Traditional wisdom says that horror and comedy are two sides of the same coin because they rely on surprise and subversion to evoke a visceral reaction—whether that reaction is the hyena-like laugh of a man witnessing an old woman fall down the stairs or his hyena-like screams as her zombified corpse rises to chase him through the streets.
But surprise is nowhere near as crucial to both genres as the marriage of outrage and realism. A good comedy or horror must take an outrageous premise and follow it through to its logical endpoint in a way that feels uncomfortably truthful to the reader (or viewer.) To be truly satisfying, comedy and horror must jettison all the devices that gloss and polish the uncomfortable and taboo. Not for any momentary surprise, but to tell an unbearable truth that other genres are almost designed to avoid. Conventional narrative is the height of ‘ought’, horror and comedy deal with what ‘is’.

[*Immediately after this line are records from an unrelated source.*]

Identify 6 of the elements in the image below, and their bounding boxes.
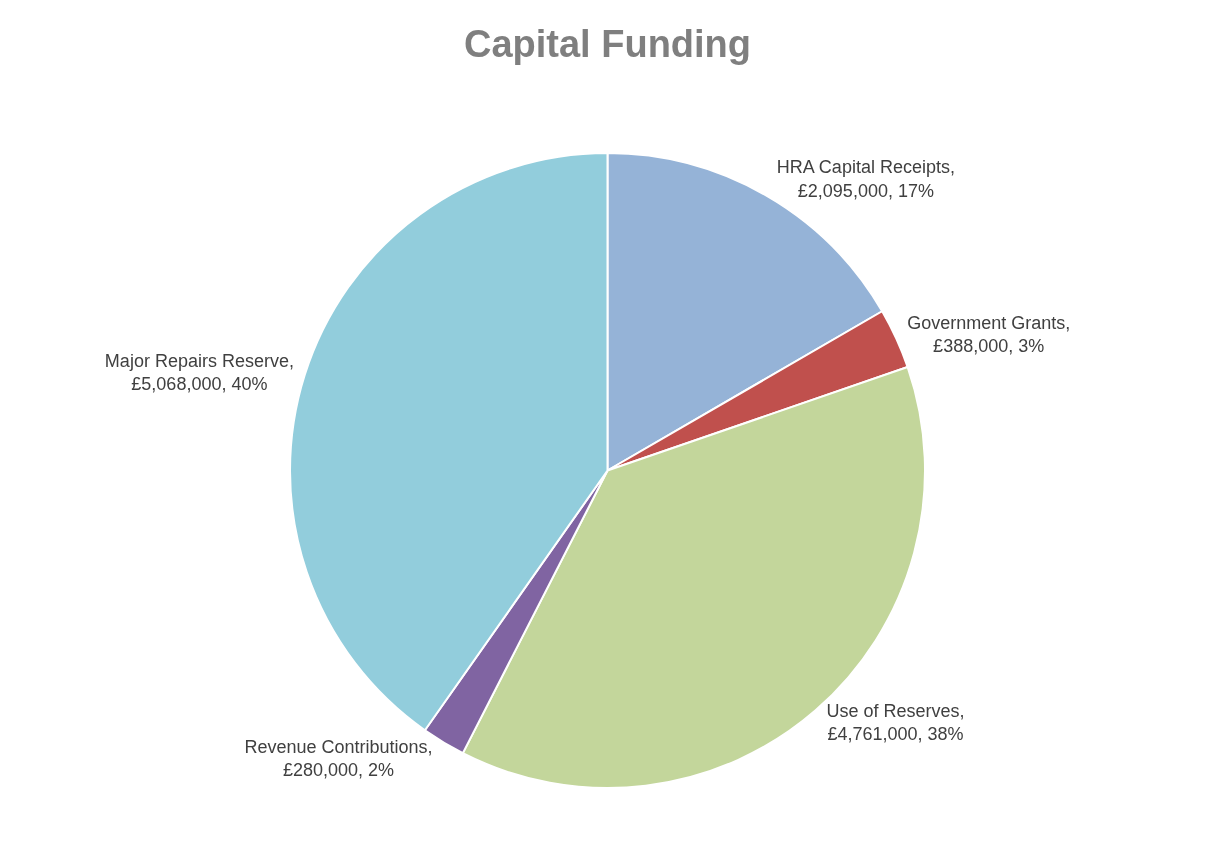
chart-title: Capital Funding (463, 22, 752, 65)
slice-label: HRA Capital Receipts, £2,095,000, 17% (776, 157, 955, 201)
slice-label: Use of Reserves, £4,761,000, 38% (826, 700, 965, 745)
slice-label: Major Repairs Reserve, £5,068,000, 40% (104, 351, 294, 395)
slice-label: Government Grants, £388,000, 3% (907, 313, 1071, 357)
slice-label: Revenue Contributions, £280,000, 2% (244, 736, 433, 780)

Whether this truth is the unfortunate but probable consequences of a car breaking down beside a house filled with a psychotic family of chainsaw enthusiasts, or the ordeal of a flatulent man eating bean stew alongside a monastic brotherhood who’ve taken a vow of silence, the audience takes up a premise like a bet with the creator and dares the material to actually go through with it.
To the extent the material is truthful and specific, the more the horror or comedy will be elevated. Twenty years ago, the British Office was as painful to watch as Hostel because both built to wildly outrageous moments from uncomfortably recognizable premises. More recently, Nathan Fielder’s comedy The Rehearsal and the feature Hereditary take recognizable characters in familiar settings shot through with mundane detail, then wring those characters through the most high concept, mind-bending premises: the more outrageous the premise, the more unflinching the realism, the greater the dare to come and see.

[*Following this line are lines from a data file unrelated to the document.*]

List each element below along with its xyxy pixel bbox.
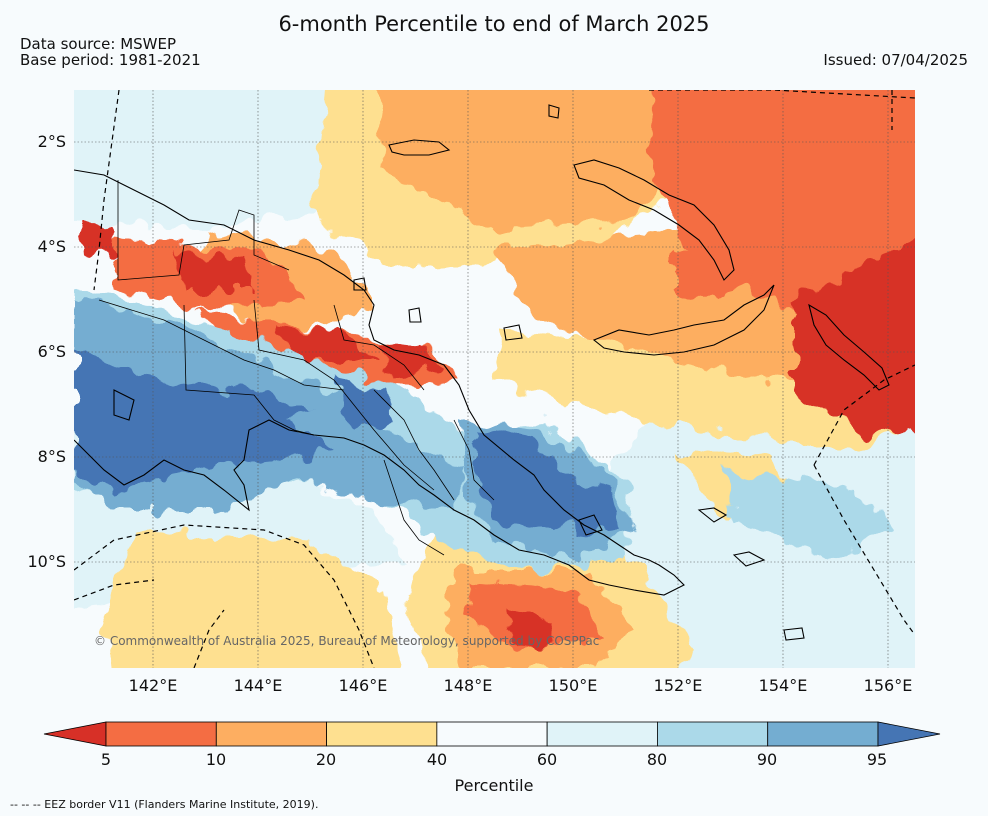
- lon-label-156e: 156°E: [863, 676, 913, 695]
- coastlines: [74, 104, 890, 641]
- lat-label-4s: 4°S: [37, 237, 66, 256]
- lat-label-8s: 8°S: [37, 447, 66, 466]
- data-source-text: Data source: MSWEP: [20, 35, 177, 53]
- percentile-shading: [74, 90, 915, 668]
- colorbar-segment-5: [546, 721, 658, 747]
- lon-label-146e: 146°E: [338, 676, 388, 695]
- boundaries: [98, 180, 495, 556]
- base-period-text: Base period: 1981-2021: [20, 51, 201, 69]
- colorbar-tick-95: 95: [866, 750, 888, 769]
- lat-label-6s: 6°S: [37, 342, 66, 361]
- colorbar-tick-20: 20: [315, 750, 337, 769]
- colorbar-tick-80: 80: [646, 750, 668, 769]
- lon-label-150e: 150°E: [548, 676, 598, 695]
- lon-label-144e: 144°E: [233, 676, 283, 695]
- colorbar-tick-90: 90: [756, 750, 778, 769]
- lon-label-154e: 154°E: [758, 676, 808, 695]
- map-title: 6-month Percentile to end of March 2025: [278, 12, 710, 36]
- lon-label-142e: 142°E: [128, 676, 178, 695]
- eez-borders: [74, 90, 915, 668]
- colorbar-extend-high: [877, 721, 941, 747]
- eez-footnote: -- -- -- EEZ border V11 (Flanders Marine…: [10, 798, 319, 811]
- graticule: [74, 90, 915, 668]
- issued-date-text: Issued: 07/04/2025: [823, 51, 968, 69]
- colorbar-extend-low: [43, 721, 107, 747]
- colorbar-segment-2: [215, 721, 327, 747]
- colorbar: [43, 721, 941, 747]
- colorbar-segment-1: [105, 721, 217, 747]
- colorbar-tick-40: 40: [426, 750, 448, 769]
- colorbar-tick-5: 5: [100, 750, 112, 769]
- lat-label-2s: 2°S: [37, 132, 66, 151]
- colorbar-segment-3: [326, 721, 438, 747]
- colorbar-tick-10: 10: [205, 750, 227, 769]
- lon-label-152e: 152°E: [653, 676, 703, 695]
- lat-label-10s: 10°S: [27, 552, 66, 571]
- colorbar-segment-7: [767, 721, 879, 747]
- colorbar-label: Percentile: [454, 776, 534, 795]
- percentile-map: [74, 90, 915, 668]
- colorbar-segment-4: [436, 721, 548, 747]
- lon-label-148e: 148°E: [443, 676, 493, 695]
- colorbar-tick-60: 60: [536, 750, 558, 769]
- copyright-notice: © Commonwealth of Australia 2025, Bureau…: [94, 634, 600, 648]
- colorbar-segment-6: [657, 721, 769, 747]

Nowhere is this dare between audience and creator more vivid than in a book. A movie viewer can cover their eyes and return to the narrative stream with an uncomfortable moment excised (personally I’m more likely to do this while watching Stephan Merchant than Stephen King). But a book only exists in the moment a reader envisions it, so the game of brinksmanship has real stakes: if the author will follow the outrageous premise to its unbearable conclusion, does the reader have the nerve to follow them there?
Because comedy and horror exploit the same tensions, books that toggle well between them are a particularly rich experience.

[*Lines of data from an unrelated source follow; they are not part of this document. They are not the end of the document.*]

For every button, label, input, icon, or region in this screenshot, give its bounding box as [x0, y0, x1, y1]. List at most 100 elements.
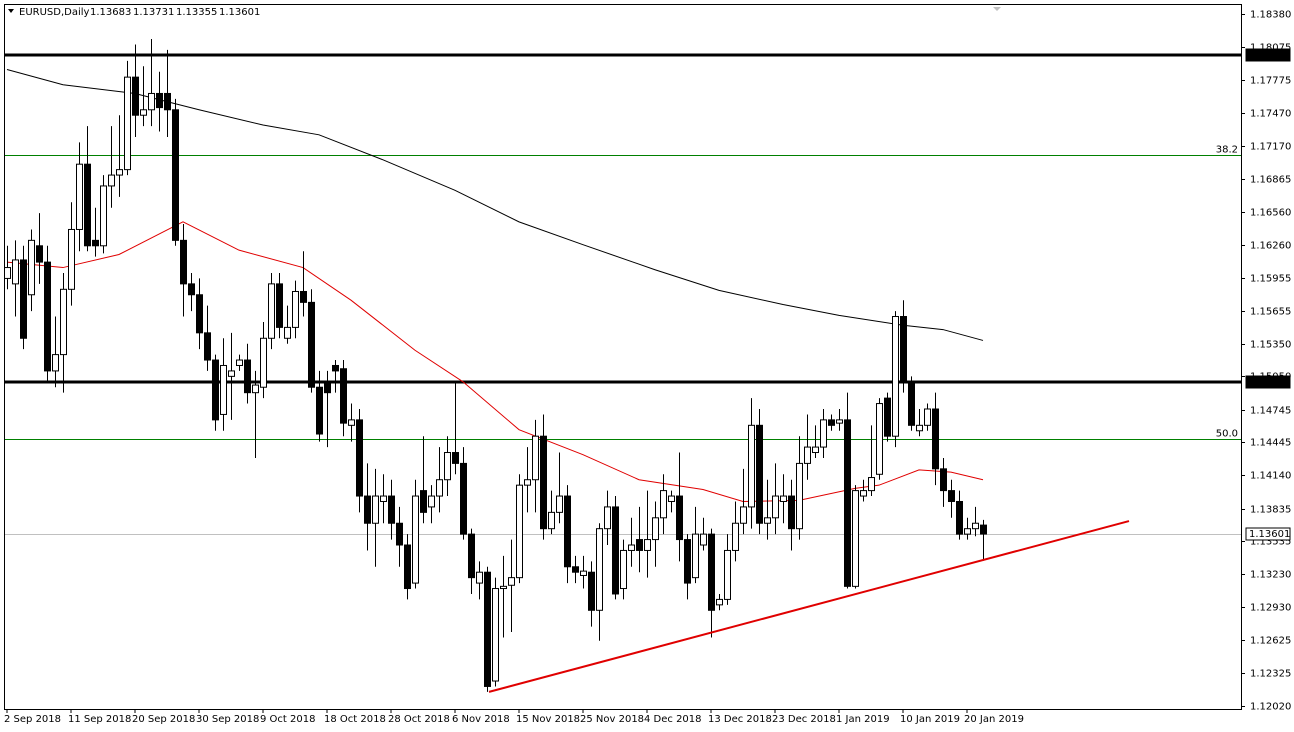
candle-body — [948, 490, 955, 502]
candle-body — [492, 588, 499, 682]
y-tick-label: 1.16865 — [1250, 175, 1291, 186]
candle-body — [284, 326, 291, 339]
candle-body — [108, 174, 115, 187]
candle-body — [12, 259, 19, 285]
candle-body — [804, 446, 811, 464]
candle-body — [92, 239, 99, 247]
x-tick-label: 15 Nov 2018 — [516, 714, 580, 725]
candle-body — [716, 598, 723, 606]
candle-body — [132, 76, 139, 116]
candle-body — [460, 462, 467, 535]
candle-body — [756, 424, 763, 524]
y-tick-label: 1.13535 — [1250, 537, 1291, 548]
candle-body — [172, 109, 179, 241]
candle-body — [148, 92, 155, 111]
candle-body — [60, 288, 67, 356]
candle-body — [548, 511, 555, 530]
candle-body — [564, 495, 571, 568]
x-tick-label: 20 Sep 2018 — [132, 714, 195, 725]
y-tick-label: 1.16260 — [1250, 241, 1291, 252]
candle-body — [844, 419, 851, 587]
candle-body — [700, 533, 707, 546]
x-tick-label: 25 Nov 2018 — [580, 714, 644, 725]
candle-body — [188, 283, 195, 296]
candle-body — [68, 228, 75, 290]
candle-body — [524, 479, 531, 486]
y-tick-label: 1.12930 — [1250, 603, 1291, 614]
candle-body — [596, 528, 603, 611]
candle-body — [236, 359, 243, 366]
candle-body — [116, 169, 123, 176]
moving-average — [6, 69, 984, 341]
ohlc-close: 1.13601 — [219, 7, 260, 18]
candle-body — [972, 522, 979, 530]
candle-body — [500, 585, 507, 590]
candle-body — [724, 549, 731, 600]
candle-body — [204, 332, 211, 361]
candle-body — [452, 452, 459, 464]
x-tick-label: 6 Nov 2018 — [452, 714, 510, 725]
candle-body — [852, 490, 859, 587]
candle-body — [892, 316, 899, 437]
y-tick-label: 1.12625 — [1250, 636, 1291, 647]
candle-body — [20, 259, 27, 339]
candle-body — [420, 490, 427, 513]
y-tick-label: 1.14445 — [1250, 438, 1291, 449]
x-tick-label: 28 Oct 2018 — [388, 714, 450, 725]
candle-body — [508, 577, 515, 586]
candle-body — [532, 435, 539, 481]
candle-body — [268, 283, 275, 339]
ohlc-high: 1.13731 — [133, 7, 174, 18]
candle-body — [868, 477, 875, 492]
y-tick-label: 1.15955 — [1250, 274, 1291, 285]
level-box — [1245, 375, 1291, 389]
candle-body — [44, 261, 51, 372]
y-tick-label: 1.16560 — [1250, 208, 1291, 219]
candle-body — [588, 571, 595, 611]
candle-body — [740, 506, 747, 524]
candle-body — [628, 544, 635, 551]
current-price-label: 1.13601 — [1249, 529, 1290, 540]
candle-body — [348, 419, 355, 426]
fib-label: 38.2 — [1216, 145, 1238, 156]
candle-body — [156, 92, 163, 109]
plot-frame — [4, 4, 1242, 710]
candle-body — [668, 495, 675, 502]
candle-body — [76, 163, 83, 230]
shift-marker — [993, 7, 1001, 11]
candle-body — [652, 517, 659, 541]
candle-body — [28, 239, 35, 296]
candle-body — [620, 549, 627, 590]
candle-body — [980, 524, 987, 535]
x-tick-label: 10 Jan 2019 — [900, 714, 960, 725]
candle-body — [612, 506, 619, 595]
level-box — [1245, 48, 1291, 62]
y-tick-label: 1.12020 — [1250, 702, 1291, 713]
candle-body — [660, 490, 667, 519]
candle-body — [636, 539, 643, 551]
candle-body — [180, 239, 187, 285]
candle-body — [732, 522, 739, 551]
candle-body — [860, 490, 867, 497]
x-tick-label: 9 Oct 2018 — [260, 714, 315, 725]
trendline — [488, 520, 1130, 693]
y-tick-label: 1.13835 — [1250, 505, 1291, 516]
candle-body — [900, 316, 907, 383]
candle-body — [956, 500, 963, 535]
candle-body — [644, 539, 651, 551]
candle-body — [540, 435, 547, 530]
candle-body — [140, 109, 147, 116]
candle-body — [748, 424, 755, 508]
y-tick-label: 1.17775 — [1250, 76, 1291, 87]
y-tick-label: 1.14745 — [1250, 406, 1291, 417]
candle-body — [372, 495, 379, 524]
x-tick-label: 13 Dec 2018 — [708, 714, 772, 725]
candle-body — [580, 570, 587, 576]
candle-body — [52, 354, 59, 372]
candle-body — [924, 408, 931, 426]
candle-body — [940, 468, 947, 492]
candle-body — [364, 495, 371, 524]
candle-body — [772, 495, 779, 519]
x-tick-label: 20 Jan 2019 — [964, 714, 1024, 725]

Perhaps the most well-known example of this sub-genre I just sort of made up (Dark Funny? Dark Funny it is) is Bret Easton Ellis’ American Psycho, which bled cutting satire around 80s corporate and yuppie culture into scenes of the most graphic violence and furthered heightened the outrage by flattening all affect to mirror Bateman’s disassociation.
Another more recent entry is Things Have Gotten Worse Since We Last Spoke, by Eric LaRocca. By absolutely nailing the stilted tone of two strangers trying to buy and sell an antique baking gadget online, this novella gets us completely on the hook for their escalation into confiding, oversharing, dissolving boundaries and eventually descending into a full-on folie á deux of gross-out horror. If the dare of the premise is: imagine the worst thing you can think of that someone you’ve only met online could make you do in real life, LaRocca does not flinch crossing that finishing line.
As a lighter variation on the Dark Funny theme, I offer My Best Friend’s Exorcism. Even people to whom the 80s are more a concept than a memory can enjoy the familiarity of America’s Favorite Decade juxtaposed against a losing war with the Prince of Darkness. It happened in real life, after all, the Satanic Panic of the 80s may have vanished as a cultural concern but its fashions live forever in grainy clips of Phil Donahue. While the outrageous premise of exorcising the Devil Himself from a modern American teen plays out, the darker truth of the story is in our necessary submission to the unseen and immovable forces that exile us from our childhood state of innocence in the corrupted purgatory of “growing up.”
Finally, an arguable progenitor of the Dark Funny genre, if it hadn’t been published so recently, is The Cocktail Waitress by James M. McCain. That this first-person account by a much-younger wife of the deaths of her husband and lover is a bold-faced lie is established in the first pages: Joan Medford begins by recounting the funeral of her first husband, and how she immediately afterwards decided to go around the block offering to mow lawns for an honest wage until a kindly police officer pointed her in the direction of a seedy cocktail bar. From that point on the reader knows what the game is and is reading the double meaning behind all of Joan’s self-serving sob stories, but she and Cain will still play you. Joan’s sly excuses for her wildly inappropriate actions—she has to talk around of a lot of graphic evidence already known to the public—makes the story more evocative and lurid than if she confessed everything openly, and the ending still deeply disturbs me.
And that’s sort of the point. Some stories are designed to help us rise above hard truths, but Dark Funny strips them bare and dares us not to look away. Here you are, you naked mass of flesh and blood, piloted alternately by divine sparks or dubious vapors: is it funny, or terrifying? There is perhaps too much that is ludicrous and disturbing in our real lives to bear; but we can walk right up to the abyss with our fictional counterparts and laugh at our own daring.